Josephine Tey – To Love and be Wise, £9.99 paperback
A classic from the Golden Age of crime fiction. When Hollywood-star photographer Leslie Searle disappears from a remote English village, gifted inspector Alan Grant is called in to investigate. But what would bring such a successful individual to the village? And was his vanishing his own doing, or did something eerie occur at the hands of an unsuspected culprit?
Barbara Kingsolver – Unsheltered, £9.99 paperback
Willa Knox, a woman who stands braced against a world which seems to hold little mercy for her and her family – or their old, crumbling house, falling down around them. Willa’s two grown-up children, a new-born grandchild, and her ailing father-in-law have all moved in at a time when life seems at its most precarious. But when Willa discovers that a pioneering female scientist lived on the same street in the 1800s, could this historical connection be enough to save their home from ruin? And can Willa, despite the odds, keep her family together?
Tove Jansson – Comet in Moominland, £7.99 paperback
A comet is speeding towards Earth and nobody in Moominvalley knows what to do! Will it destroy everything and everyone? Moomintroll decides to find out. So, with Sniff, he sets off on an expedition to ask the Professor if a comet is really on its way to destroy the Earth. On their journey they meet some interesting people – such as Snufkin the super tramp, and the Hemulen who rescues them from an underground tunnel, and have narrow escapes from such menaces as crocodiles and giant lizards! And on their way back Moomintroll meets the beautiful Snork Maiden and is a changed Moomin for ever after. But what about the comet – and is the World Wiped Out?

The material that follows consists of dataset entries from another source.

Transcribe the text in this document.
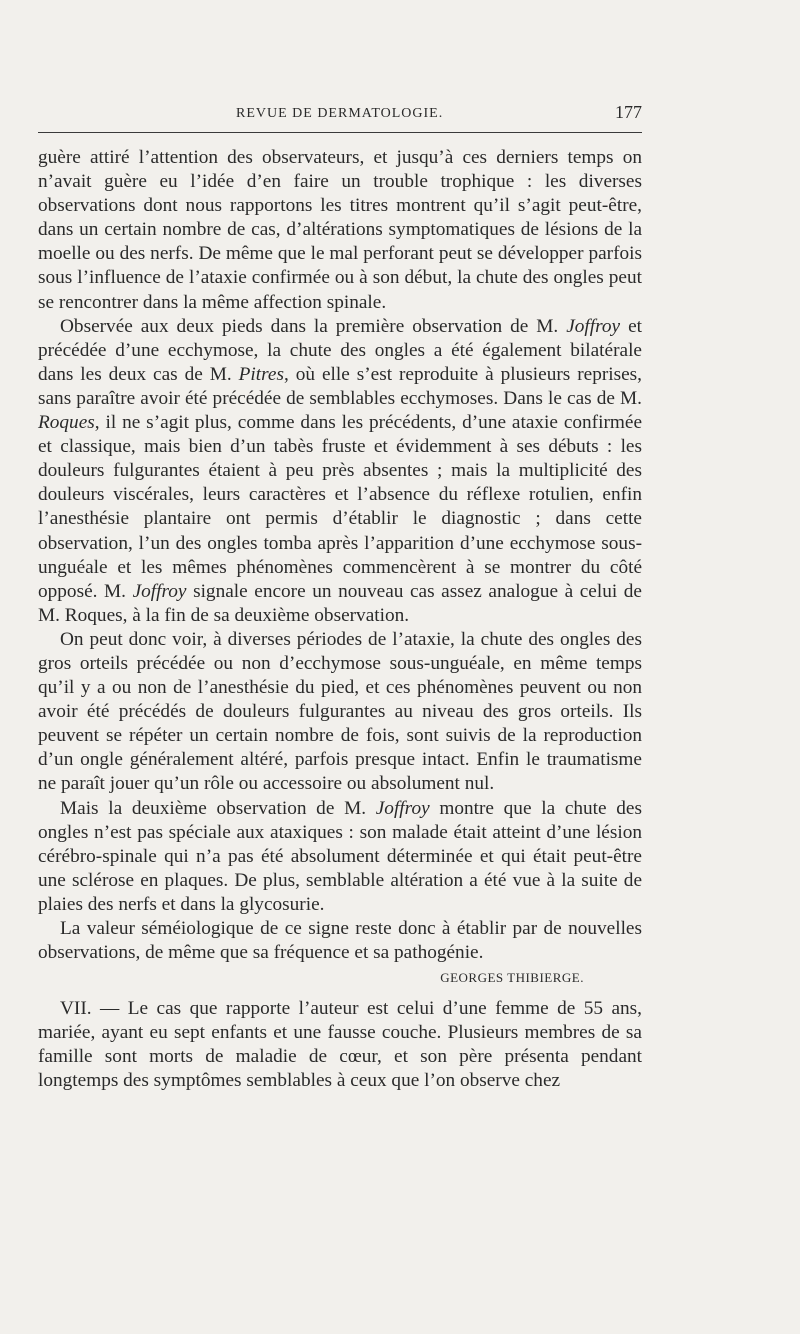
REVUE DE DERMATOLOGIE.	177

guère attiré l’attention des observateurs, et jusqu’à ces derniers temps on n’avait guère eu l’idée d’en faire un trouble trophique : les diverses observations dont nous rapportons les titres montrent qu’il s’agit peut-être, dans un certain nombre de cas, d’altérations symptomatiques de lésions de la moelle ou des nerfs. De même que le mal perforant peut se développer parfois sous l’influence de l’ataxie confirmée ou à son début, la chute des ongles peut se rencontrer dans la même affection spinale.

Observée aux deux pieds dans la première observation de M. Joffroy et précédée d’une ecchymose, la chute des ongles a été également bilatérale dans les deux cas de M. Pitres, où elle s’est reproduite à plusieurs reprises, sans paraître avoir été précédée de semblables ecchymoses. Dans le cas de M. Roques, il ne s’agit plus, comme dans les précédents, d’une ataxie confirmée et classique, mais bien d’un tabès fruste et évidemment à ses débuts : les douleurs fulgurantes étaient à peu près absentes ; mais la multiplicité des douleurs viscérales, leurs caractères et l’absence du réflexe rotulien, enfin l’anesthésie plantaire ont permis d’établir le diagnostic ; dans cette observation, l’un des ongles tomba après l’apparition d’une ecchymose sous-unguéale et les mêmes phénomènes commencèrent à se montrer du côté opposé. M. Joffroy signale encore un nouveau cas assez analogue à celui de M. Roques, à la fin de sa deuxième observation.

On peut donc voir, à diverses périodes de l’ataxie, la chute des ongles des gros orteils précédée ou non d’ecchymose sous-unguéale, en même temps qu’il y a ou non de l’anesthésie du pied, et ces phénomènes peuvent ou non avoir été précédés de douleurs fulgurantes au niveau des gros orteils. Ils peuvent se répéter un certain nombre de fois, sont suivis de la reproduction d’un ongle généralement altéré, parfois presque intact. Enfin le traumatisme ne paraît jouer qu’un rôle ou accessoire ou absolument nul.

Mais la deuxième observation de M. Joffroy montre que la chute des ongles n’est pas spéciale aux ataxiques : son malade était atteint d’une lésion cérébro-spinale qui n’a pas été absolument déterminée et qui était peut-être une sclérose en plaques. De plus, semblable altération a été vue à la suite de plaies des nerfs et dans la glycosurie.

La valeur séméiologique de ce signe reste donc à établir par de nouvelles observations, de même que sa fréquence et sa pathogénie.

GEORGES THIBIERGE.

VII. — Le cas que rapporte l’auteur est celui d’une femme de 55 ans, mariée, ayant eu sept enfants et une fausse couche. Plusieurs membres de sa famille sont morts de maladie de cœur, et son père présenta pendant longtemps des symptômes semblables à ceux que l’on observe chez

Claire Fuller – The Memory of Animals, £16.99 hardback
A gripping, haunting, novel about memory, love and survival – perfect for readers of Never Let me Go and Leave the World Behind. Neffy is a young woman running away from grief and guilt, and the one big mistake that has derailed her career. When she answers the call to volunteer in a controlled vaccine trial, it offers her a way to pay off her many debts and, perhaps, to make up for the past. But when the London streets below her window fall silent, and all external communications cease, only Neffy and four other volunteers remain in the unit. With food running out, and a growing sense that the strangers she is with may be holding back secrets, Neffy has questions that no one can answer. Does safety lie inside or beyond the unit? And who, or what is out there? While she weighs up her choices, she is introduced to a pioneering and controversial technology which allows her to revisit memories from her life before: a childhood divided between her enigmatic mother and her father in his small hotel in Greece. Intoxicated by the freedom of the past and the chance to reunite with those she loves, she increasingly turns away from her perilous present. But in this new world where survival rests on the bonds between strangers, is she jeopardising any chance of a future?